Implement progressive disclosure: start with snippets or summaries and only fetch deep details if the agent explicitly requests them. This "just-in-time" approach keeps the window from filling with irrelevant data.

You must also account for prefix-caching economics. Inference providers cache the top (prefix) of the context window. Keep stable information like system prompts and tool definitions at the top and you can reuse the cache. Any change to the beginning of the prompt invalidates it, turning a $0.30 per million tokens (cached) call into a $3.00 per million tokens (uncached) one. Always place dynamic history at the bottom.

How do you manage context for long-horizon tasks?

For tasks spanning hundreds of turns, implement the "frequent intentional compaction" workflow:

Research: the agent explores the environment, producing a compact markdown artifact.
Context reset: open a fresh context window. The research artifact should take up roughly 15–20% of the new window, effectively clearing 60–80% of the previously used space.
Planning: the agent creates a plan in this clean window.
Implementation: the agent executes the plan while maintaining a progress.md file and clearing raw tool outputs as soon as they are no longer required.

The four-step Frequent Intentional Compaction workflow: research, context reset, planning, and implementation

How do production frameworks put context engineering into practice?

Claude Code: uses auto-compaction and the Model Context Protocol (MCP) to load CLAUDE.md upfront while navigating the codebase via tools.
Manus: employs KV-cache-aware ordering and "tool masking" — keeping tool definitions in the cached prefix but marking them as unavailable to prevent model confusion.
Stanford ACE (Agentic Context Engineering): runs a self-improving loop with three roles — the Generator does the work, the Reflector reviews the output, and the Curator updates the agent's playbook. This framework has demonstrated a 10.6% performance gain.

FAQ

What is the difference between a context window and context engineering? The context window is the hardware-like capacity of the model (RAM). Context engineering is the software-like discipline of managing what information occupies that capacity, so the model stays accurate and focused during execution.

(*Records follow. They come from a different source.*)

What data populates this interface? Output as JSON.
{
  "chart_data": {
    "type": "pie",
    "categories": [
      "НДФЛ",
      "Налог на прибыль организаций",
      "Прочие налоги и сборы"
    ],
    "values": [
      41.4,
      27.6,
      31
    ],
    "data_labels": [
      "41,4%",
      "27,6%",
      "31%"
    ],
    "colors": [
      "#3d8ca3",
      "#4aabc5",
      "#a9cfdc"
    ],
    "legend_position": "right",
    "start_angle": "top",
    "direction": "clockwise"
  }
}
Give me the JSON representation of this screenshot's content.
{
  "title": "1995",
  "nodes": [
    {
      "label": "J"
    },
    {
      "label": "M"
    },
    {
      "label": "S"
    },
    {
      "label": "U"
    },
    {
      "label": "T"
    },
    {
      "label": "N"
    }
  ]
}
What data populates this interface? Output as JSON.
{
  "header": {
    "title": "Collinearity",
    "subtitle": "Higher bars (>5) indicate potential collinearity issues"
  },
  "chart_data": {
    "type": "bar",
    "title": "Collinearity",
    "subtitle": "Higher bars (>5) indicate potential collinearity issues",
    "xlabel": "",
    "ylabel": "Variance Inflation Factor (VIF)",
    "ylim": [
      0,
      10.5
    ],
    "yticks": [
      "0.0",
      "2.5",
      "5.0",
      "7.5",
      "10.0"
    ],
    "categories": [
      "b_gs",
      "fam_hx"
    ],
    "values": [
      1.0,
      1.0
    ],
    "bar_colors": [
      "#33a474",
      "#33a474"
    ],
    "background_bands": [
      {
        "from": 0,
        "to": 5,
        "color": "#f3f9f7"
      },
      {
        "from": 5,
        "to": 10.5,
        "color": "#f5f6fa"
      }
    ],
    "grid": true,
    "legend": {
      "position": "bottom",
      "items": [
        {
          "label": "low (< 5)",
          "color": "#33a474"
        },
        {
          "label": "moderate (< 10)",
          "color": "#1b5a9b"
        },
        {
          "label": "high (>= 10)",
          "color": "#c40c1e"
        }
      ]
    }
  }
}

When should I move to a multi-agent system? Move to multi-agent architectures when a single agent's context becomes poisoned or distracted by long-running subtasks. Isolation lets each sub-agent keep a clean window, increasing the total tokens the overall system can process reliably.

Does a larger model fix context reliability issues? No. Even frontier models suffer from context rot and "Lost in the Middle" effects. Production reliability is a function of how you structure and prune the context, not simply the parameter count of the underlying model.